In early 1942 the Japanese set their sights on capturing Papua and New Guinea. A series of defensive battles at Milne Bay and along the Kokoda Track, as well as the naval victories in the Coral Sea and at Midway Island put the Japanese on the back foot. Then followed a series of Allied offensive operations that drove the Japanese back and provided the springboard for General Douglas MacArthur’s successful advance into the Netherlands East Indies and the Philippines.
A one day conference held on 16 April 2016 examined this critical period of Australia’s military history. This conference included fresh analysis and insights from a highly informed and relevant range of historians and veterans.
Dr Adrian Thelfall, author of Jungle Warriors: From Tobruk to Kokoda and beyond, how the Australian Army became the world’s most deadly jungle fighting force was the keynote speaker.
Keynote: The Utterly Unknown: How the Australian Army adapted to jungle warfare 1941-45 – Dr Adrian Threlfall, Lecturer, Victoria University and author of Jungle Warriors
Dr Ian Pfennigwerth examined the naval aspects of the campaign, James Bowen the land aspects and Dr Mark Johnson the air force aspects.

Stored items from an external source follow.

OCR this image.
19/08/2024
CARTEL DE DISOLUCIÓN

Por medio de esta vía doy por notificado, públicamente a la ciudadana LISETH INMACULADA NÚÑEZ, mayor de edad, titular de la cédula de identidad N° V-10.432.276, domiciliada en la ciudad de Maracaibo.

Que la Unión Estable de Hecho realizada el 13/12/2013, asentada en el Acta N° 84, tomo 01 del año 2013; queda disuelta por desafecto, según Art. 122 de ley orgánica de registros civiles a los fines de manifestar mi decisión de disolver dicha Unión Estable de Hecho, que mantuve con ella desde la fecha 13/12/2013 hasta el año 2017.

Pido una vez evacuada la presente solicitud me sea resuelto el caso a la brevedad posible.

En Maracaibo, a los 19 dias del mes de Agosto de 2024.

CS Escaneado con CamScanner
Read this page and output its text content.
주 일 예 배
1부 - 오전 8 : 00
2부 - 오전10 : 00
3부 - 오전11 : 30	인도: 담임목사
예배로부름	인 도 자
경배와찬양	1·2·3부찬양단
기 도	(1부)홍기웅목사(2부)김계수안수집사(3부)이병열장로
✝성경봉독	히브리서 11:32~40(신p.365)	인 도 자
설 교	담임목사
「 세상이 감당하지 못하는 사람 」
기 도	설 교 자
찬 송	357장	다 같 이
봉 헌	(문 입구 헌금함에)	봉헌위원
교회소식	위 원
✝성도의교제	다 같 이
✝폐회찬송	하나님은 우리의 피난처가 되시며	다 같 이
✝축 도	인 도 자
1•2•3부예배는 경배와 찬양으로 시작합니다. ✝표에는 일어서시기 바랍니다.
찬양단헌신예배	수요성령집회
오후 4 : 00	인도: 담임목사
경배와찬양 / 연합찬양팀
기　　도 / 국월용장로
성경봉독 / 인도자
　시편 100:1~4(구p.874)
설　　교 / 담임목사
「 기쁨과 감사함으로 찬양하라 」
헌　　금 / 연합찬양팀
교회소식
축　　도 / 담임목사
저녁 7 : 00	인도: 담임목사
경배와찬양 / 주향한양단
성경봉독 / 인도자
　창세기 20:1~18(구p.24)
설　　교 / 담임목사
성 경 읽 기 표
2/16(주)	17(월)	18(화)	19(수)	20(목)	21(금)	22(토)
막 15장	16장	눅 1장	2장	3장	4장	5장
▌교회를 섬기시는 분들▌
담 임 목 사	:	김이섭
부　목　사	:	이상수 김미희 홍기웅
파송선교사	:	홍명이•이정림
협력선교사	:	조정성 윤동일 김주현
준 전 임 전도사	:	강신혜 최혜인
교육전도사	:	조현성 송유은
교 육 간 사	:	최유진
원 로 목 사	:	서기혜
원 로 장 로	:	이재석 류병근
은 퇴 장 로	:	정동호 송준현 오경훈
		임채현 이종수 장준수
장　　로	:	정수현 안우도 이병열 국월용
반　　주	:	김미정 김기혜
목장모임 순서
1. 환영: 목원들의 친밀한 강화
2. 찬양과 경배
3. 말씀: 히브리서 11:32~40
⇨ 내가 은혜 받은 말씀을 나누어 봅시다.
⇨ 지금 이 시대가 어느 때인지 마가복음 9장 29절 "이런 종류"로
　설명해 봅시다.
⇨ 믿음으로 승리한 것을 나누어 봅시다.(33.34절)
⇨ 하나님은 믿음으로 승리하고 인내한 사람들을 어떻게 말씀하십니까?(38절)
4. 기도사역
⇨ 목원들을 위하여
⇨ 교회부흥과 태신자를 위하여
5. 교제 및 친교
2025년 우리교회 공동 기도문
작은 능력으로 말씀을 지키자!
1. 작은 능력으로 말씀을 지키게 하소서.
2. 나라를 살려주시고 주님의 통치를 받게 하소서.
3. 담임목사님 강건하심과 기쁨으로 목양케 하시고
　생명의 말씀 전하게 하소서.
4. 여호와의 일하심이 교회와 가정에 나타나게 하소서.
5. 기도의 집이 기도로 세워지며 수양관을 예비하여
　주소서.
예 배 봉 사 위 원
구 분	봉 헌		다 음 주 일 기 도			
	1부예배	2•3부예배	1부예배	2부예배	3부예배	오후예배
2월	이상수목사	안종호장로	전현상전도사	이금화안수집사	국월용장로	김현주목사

The Kokoda Campaign: Japan’s Second Attempt to Capture Port Moresby – James Bowen, Historian and consultant to the Battle for Australia Commemoration National Council
Neil Sharkey and David Howell considered how the campaign is remembered and interpreted.
Understanding the Kokoda Track Battles – Neil Sharkey, Curator of Exhibitions, Shrine of Remembrance
Most significantly, a panel of three veterans from these battles shared their experiences and perspectives. The veterans were John Akhurst, Wallace Carr and Bill Stewart (pictured right to left below with Daryl Clarke on far right).